A powerful quote from pioneering journalist and anti-lynching activist Ida B. Wells guided Media 2070’s design of this class: “The way to right wrongs is to turn the light of truth upon them.”

We believe that it’s necessary to acknowledge the harmful history of U.S. media — and demand accountability — to build something better. Going beyond apologies and acknowledgements of wrongdoing, we explored the reparations cycle developed by our close allies at Liberation Ventures. Ultimately, the goal of the cycle is redress, which includes meaningful transfers of power and actual follow-through on promises of restitution. Redress leads to a future in which our people can survive and thrive.

We believe care must be part of that future. In 2021, Media 2070 called on news organizations to sign a pledge to care for Black journalists and communities. Within the media-reparations college course, we looked more deeply at what processes could generate care. In one project, students created a harm audit of the media system as a whole; they then created a care plan for what they envisioned a future media could look like.

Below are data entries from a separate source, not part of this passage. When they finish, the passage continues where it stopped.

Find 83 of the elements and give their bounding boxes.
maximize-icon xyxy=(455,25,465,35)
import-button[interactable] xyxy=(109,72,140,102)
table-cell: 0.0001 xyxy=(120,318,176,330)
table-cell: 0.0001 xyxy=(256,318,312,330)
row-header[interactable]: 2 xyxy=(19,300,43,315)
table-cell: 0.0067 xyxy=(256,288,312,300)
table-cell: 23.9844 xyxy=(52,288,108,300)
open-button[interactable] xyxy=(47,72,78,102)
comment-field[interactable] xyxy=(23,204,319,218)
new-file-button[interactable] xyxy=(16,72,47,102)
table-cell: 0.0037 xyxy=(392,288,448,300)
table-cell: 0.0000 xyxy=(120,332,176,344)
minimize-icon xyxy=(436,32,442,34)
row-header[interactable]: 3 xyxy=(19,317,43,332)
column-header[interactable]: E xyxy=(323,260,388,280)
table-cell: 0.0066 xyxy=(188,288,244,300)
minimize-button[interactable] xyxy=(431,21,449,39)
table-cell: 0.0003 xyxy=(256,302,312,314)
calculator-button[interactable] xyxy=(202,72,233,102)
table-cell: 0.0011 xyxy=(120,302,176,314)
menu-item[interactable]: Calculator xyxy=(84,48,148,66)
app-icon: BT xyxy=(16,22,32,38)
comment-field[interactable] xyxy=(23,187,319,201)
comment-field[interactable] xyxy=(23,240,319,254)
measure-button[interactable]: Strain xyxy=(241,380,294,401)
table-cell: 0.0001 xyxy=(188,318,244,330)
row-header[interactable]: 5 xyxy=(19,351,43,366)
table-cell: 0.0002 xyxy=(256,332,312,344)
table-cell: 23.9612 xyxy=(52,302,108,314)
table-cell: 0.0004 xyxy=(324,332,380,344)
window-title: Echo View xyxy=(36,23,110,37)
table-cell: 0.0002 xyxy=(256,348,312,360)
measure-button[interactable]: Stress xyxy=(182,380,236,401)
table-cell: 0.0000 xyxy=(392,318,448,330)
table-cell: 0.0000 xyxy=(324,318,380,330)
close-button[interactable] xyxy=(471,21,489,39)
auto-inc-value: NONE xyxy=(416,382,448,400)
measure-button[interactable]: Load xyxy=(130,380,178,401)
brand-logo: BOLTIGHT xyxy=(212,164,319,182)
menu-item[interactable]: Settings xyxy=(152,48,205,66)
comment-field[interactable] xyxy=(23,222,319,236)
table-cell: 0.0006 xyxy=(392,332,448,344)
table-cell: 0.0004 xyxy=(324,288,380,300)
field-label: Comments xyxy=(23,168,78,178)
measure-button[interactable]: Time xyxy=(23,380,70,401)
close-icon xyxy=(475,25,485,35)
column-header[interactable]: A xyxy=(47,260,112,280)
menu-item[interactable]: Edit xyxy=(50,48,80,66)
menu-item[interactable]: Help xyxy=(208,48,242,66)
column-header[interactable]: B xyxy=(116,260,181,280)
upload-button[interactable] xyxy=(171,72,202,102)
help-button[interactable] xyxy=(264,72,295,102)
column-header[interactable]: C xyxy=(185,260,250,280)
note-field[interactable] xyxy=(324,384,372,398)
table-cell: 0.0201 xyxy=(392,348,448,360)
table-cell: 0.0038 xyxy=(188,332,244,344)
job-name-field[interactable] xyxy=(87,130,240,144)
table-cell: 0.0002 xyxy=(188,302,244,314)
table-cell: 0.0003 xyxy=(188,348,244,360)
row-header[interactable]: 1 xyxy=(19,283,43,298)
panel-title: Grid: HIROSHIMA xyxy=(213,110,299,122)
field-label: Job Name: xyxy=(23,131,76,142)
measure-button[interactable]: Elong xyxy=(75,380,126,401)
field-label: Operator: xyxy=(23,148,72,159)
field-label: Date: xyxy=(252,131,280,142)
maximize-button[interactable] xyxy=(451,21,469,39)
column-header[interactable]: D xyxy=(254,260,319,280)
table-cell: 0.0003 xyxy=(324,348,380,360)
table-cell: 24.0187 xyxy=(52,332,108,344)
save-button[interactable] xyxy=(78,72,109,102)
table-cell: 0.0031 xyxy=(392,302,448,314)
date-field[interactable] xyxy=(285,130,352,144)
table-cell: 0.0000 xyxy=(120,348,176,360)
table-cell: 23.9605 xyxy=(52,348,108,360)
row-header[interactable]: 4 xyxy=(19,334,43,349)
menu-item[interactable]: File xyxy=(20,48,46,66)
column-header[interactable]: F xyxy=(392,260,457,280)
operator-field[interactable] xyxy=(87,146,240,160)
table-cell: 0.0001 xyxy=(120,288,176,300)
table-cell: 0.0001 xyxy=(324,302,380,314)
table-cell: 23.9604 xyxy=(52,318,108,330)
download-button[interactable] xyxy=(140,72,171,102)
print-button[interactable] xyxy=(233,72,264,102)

Within their harm audit, students asked questions about articles that did a poor job of reporting on issues of race and justice — and asked what newsrooms could do differently. The care plan was a set of recommendations to consider and implement. As part of their final project, students developed a speculative report in which they wrote a future headline — lifting up their dreams of a just future — and then crafted opinion pieces documenting the strategies needed to arrive at that future. Exploring issues including gun control, climate change and racial justice, the students indicated a great appreciation for class sessions where they could use their imaginations to dream up what a new kind of journalism and world could look like.

The Media 2070 team is hoping to take this course to other college campuses, especially Historically Black Colleges and Universities (HBCUs). We’re also exploring ways to collaborate with professors to weave some of these teachings into existing coursework and academic programming.

As we contemplate what’s next for the media-reparations curriculum, the Media 2070 team is drawing inspiration from our Colorado College students. One Black student said that prior to taking the class they were losing hope that things could ever be different — but the course illuminated what was possible, and energized them to get involved in the fight for media reparations. At the conclusion of the class, another student offered a similar reflection on what they anticipate for their future: “On my way to dismantle the systems of harm in the media!”